Nearly All Patients With High-Grade Bladder Cancer Do Not Receive Guideline-Recommended Care
A study at UCLA’s Jonsson Comprehensive Cancer Center found that nearly all patients with high-grade, non-invasive bladder cancer are not receiving the guideline-recommended care that would best protect them from recurrence, a finding that researchers characterized as alarming.
In fact, out of the 4,545 bladder cancer patients included in the study, only one received the comprehensive care recommended by the American Urology Association and the National Comprehensive Cancer Network.
Receiving the recommended comprehensive care for high-grade bladder cancer is critical because it can significantly minimize the likelihood that patients will die from their cancer, said Dr. Karim Chamie, a postdoctoral fellow in urologic oncology and health services research and lead author of the study.
“We were surprised by the findings in this study, particularly in an era when many suggest that doctors over-treat patients and do too much in the name of practicing defensive medicine,” Chamie said. “This study suggests quite the contrary, that we don’t do enough for patients with bladder cancer. If this was a report card on bladder cancer care in America, I’d say we’re earning a failing grade.”
The study is published July 11, 2011 in the early online edition of CANCER, a peer-reviewed journal of the American Cancer Society.
The study then investigated the cause of poor compliance. What they found was that non-compliance knew no boundaries and that patient-level factors such as age, race, ethnicity or socioeconomic status had very little impact. Instead, non-compliance with guideline-recommended care was primarily attributed to urologists. The patients in the study were elderly, but capable of withstanding these simple measures.
“It wasn’t their age, race, ZIP code or how wealthy they were. It all came down to who their doctor was,” Chamie said
Dr. Mark S. Litwin, professor of urology and public health and senior author of the study, said it’s not clear why physicians are not routinely following established guidelines for care.
“It is puzzling, because strong evidence supports those guidelines,” Litwin said. “But this is a wake-up call to all physicians caring for patients with bladder cancer. We know definitively what constitutes high-quality care. Now we just need to make sure it happens.”
Patients with primary high-grade bladder cancer, which has not yet invaded the muscle of the bladder, have a 50 to 70 percent chance of their cancer coming back in the bladder following treatment. They also have a 30 to 50 percent chance of the cancer becoming more aggressive and invading into the muscle, where it is much harder to treat. Once the cancer invades the muscle, the bladder and surrounding organs must be removed and both the quality and the quantity of the patient’s life are significantly impacted, Chamie said.

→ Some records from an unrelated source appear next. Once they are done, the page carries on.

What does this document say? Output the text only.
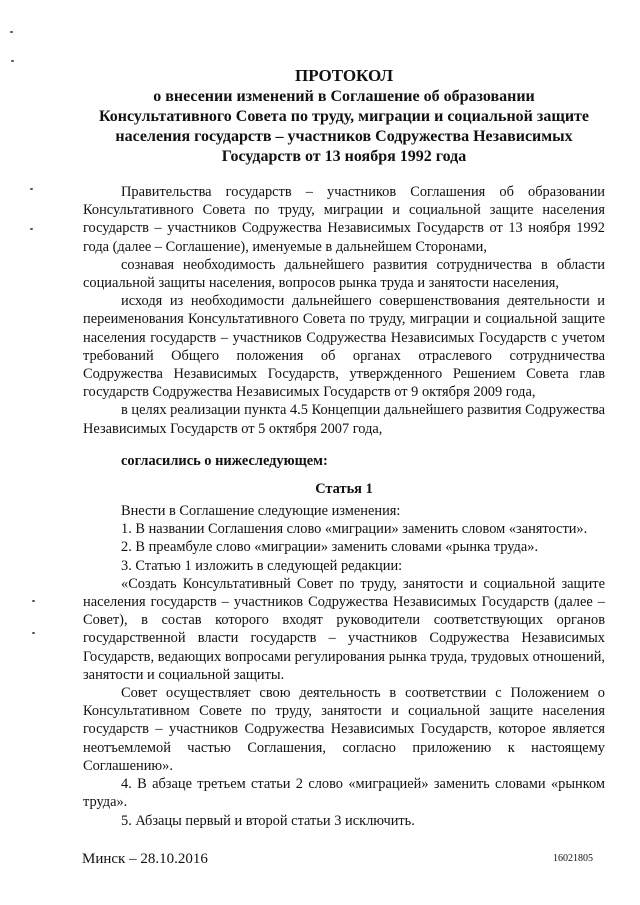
ПРОТОКОЛ
о внесении изменений в Соглашение об образовании
Консультативного Совета по труду, миграции и социальной защите
населения государств – участников Содружества Независимых
Государств от 13 ноября 1992 года

Правительства государств – участников Соглашения об образовании Консультативного Совета по труду, миграции и социальной защите населения государств – участников Содружества Независимых Государств от 13 ноября 1992 года (далее – Соглашение), именуемые в дальнейшем Сторонами,

сознавая необходимость дальнейшего развития сотрудничества в области социальной защиты населения, вопросов рынка труда и занятости населения,

исходя из необходимости дальнейшего совершенствования деятельности и переименования Консультативного Совета по труду, миграции и социальной защите населения государств – участников Содружества Независимых Государств с учетом требований Общего положения об органах отраслевого сотрудничества Содружества Независимых Государств, утвержденного Решением Совета глав государств Содружества Независимых Государств от 9 октября 2009 года,

в целях реализации пункта 4.5 Концепции дальнейшего развития Содружества Независимых Государств от 5 октября 2007 года,

согласились о нижеследующем:

Статья 1

Внести в Соглашение следующие изменения:

1. В названии Соглашения слово «миграции» заменить словом «занятости».

2. В преамбуле слово «миграции» заменить словами «рынка труда».

3. Статью 1 изложить в следующей редакции:

«Создать Консультативный Совет по труду, занятости и социальной защите населения государств – участников Содружества Независимых Государств (далее – Совет), в состав которого входят руководители соответствующих органов государственной власти государств – участников Содружества Независимых Государств, ведающих вопросами регулирования рынка труда, трудовых отношений, занятости и социальной защиты.

Совет осуществляет свою деятельность в соответствии с Положением о Консультативном Совете по труду, занятости и социальной защите населения государств – участников Содружества Независимых Государств, которое является неотъемлемой частью Соглашения, согласно приложению к настоящему Соглашению».

4. В абзаце третьем статьи 2 слово «миграцией» заменить словами «рынком труда».

5. Абзацы первый и второй статьи 3 исключить.

Минск – 28.10.2016	16021805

Chamie said that, at diagnosis, about 75 percent of bladder patients have disease that has not invaded the muscle. So treating those patients with the guideline-recommended care to help minimize recurrences and prevent invasion of the tumor into the muscle could help a large number of patients.

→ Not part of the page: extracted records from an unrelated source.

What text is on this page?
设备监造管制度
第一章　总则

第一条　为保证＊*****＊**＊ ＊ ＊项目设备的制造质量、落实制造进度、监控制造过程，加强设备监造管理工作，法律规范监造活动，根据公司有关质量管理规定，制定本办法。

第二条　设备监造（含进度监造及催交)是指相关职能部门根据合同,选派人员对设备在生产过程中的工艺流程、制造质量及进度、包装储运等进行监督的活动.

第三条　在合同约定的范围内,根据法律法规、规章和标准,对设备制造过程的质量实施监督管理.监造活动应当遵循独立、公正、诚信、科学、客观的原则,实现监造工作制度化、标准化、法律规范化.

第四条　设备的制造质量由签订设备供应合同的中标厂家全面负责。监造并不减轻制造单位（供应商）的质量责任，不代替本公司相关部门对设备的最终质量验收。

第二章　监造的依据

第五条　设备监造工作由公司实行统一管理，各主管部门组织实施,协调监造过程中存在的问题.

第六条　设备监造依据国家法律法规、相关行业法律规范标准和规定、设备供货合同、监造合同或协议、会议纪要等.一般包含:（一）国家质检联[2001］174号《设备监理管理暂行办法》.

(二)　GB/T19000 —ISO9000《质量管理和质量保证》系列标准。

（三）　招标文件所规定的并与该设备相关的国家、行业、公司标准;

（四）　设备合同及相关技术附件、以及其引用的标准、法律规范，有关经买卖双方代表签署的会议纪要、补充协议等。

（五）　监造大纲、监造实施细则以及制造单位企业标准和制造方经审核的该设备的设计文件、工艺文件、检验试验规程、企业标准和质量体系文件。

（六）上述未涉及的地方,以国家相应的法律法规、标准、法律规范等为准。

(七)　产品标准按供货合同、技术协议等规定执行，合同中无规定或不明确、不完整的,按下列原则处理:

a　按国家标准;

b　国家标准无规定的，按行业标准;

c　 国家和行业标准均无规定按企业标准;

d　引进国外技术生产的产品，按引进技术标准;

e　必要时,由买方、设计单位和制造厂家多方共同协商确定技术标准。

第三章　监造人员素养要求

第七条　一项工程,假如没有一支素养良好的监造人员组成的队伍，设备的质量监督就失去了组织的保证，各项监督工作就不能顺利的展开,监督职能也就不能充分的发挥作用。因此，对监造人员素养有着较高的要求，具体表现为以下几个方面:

The recommended medical guidelines call for injecting a cancer-killing drug directly into the bladder to minimize recurrence and progression. They also recommend an intense follow-up schedule, including the repeated use of a scope to evaluate the bladder from the inside, a procedure called cystoscopy, and a urine test that is similar to a pap smear every three months to check for abnormal cells.

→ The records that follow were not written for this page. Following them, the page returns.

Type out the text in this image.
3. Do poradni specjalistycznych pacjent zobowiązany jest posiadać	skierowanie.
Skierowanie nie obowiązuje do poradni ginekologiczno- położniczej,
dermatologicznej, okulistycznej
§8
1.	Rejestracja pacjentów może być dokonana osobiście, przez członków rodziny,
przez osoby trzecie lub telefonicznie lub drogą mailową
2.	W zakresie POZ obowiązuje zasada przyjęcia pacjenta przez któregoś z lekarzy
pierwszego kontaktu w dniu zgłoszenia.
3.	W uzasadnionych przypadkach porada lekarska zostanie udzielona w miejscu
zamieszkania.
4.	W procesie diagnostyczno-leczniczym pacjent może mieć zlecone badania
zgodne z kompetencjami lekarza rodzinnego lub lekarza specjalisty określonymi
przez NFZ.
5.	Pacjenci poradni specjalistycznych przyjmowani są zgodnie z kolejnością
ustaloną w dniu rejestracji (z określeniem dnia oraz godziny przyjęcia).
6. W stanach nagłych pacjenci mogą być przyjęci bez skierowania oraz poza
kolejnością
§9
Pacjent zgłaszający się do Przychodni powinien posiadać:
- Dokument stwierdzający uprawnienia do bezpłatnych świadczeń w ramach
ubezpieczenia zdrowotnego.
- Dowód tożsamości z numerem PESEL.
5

Only one patient in the study, which analyzed date from Surveillance, Epidemiology and End Results (SEER)-Medicare linked database, was given the recommended care. The study also found that nearly half of urologists treating these patients had not performed at least one cystoscopy, one urine test, and one infusion of the cancer-killing drug into the bladder.
To rectify the situation, Chamie and Litwin suggest a quality-improvement initiative and or changes to physician reimbursements. To complicate matters, despite the poor compliance rate, bladder cancer is the most expensive malignancy to treat on a per-patient level. While improving compliance with changes to physician reimbursement or a quality improvement initiative will increase healthcare costs in the short term, preventing recurrences or progression of the cancer likely will cut costs in the long term.
“We have to improve compliance and there are two ways to do that: Modify our reimbursement schedules to provide incentives to doctors to follow the guidelines, or go out and interact and educate the community urologists – who are delivering the vast majority of bladder cancer care – on the importance of providing compliant care,” Chamie said. “Unlike some patients diagnosed with bladder cancer after having it spread to other sites when it’s too late to treat effectively, or those with low-grade tumors that are not likely to ever be aggressive, this is a potentially curable cohort of patients. If we don’t do a good enough job treating these cancers, we’re going to lose these patients.”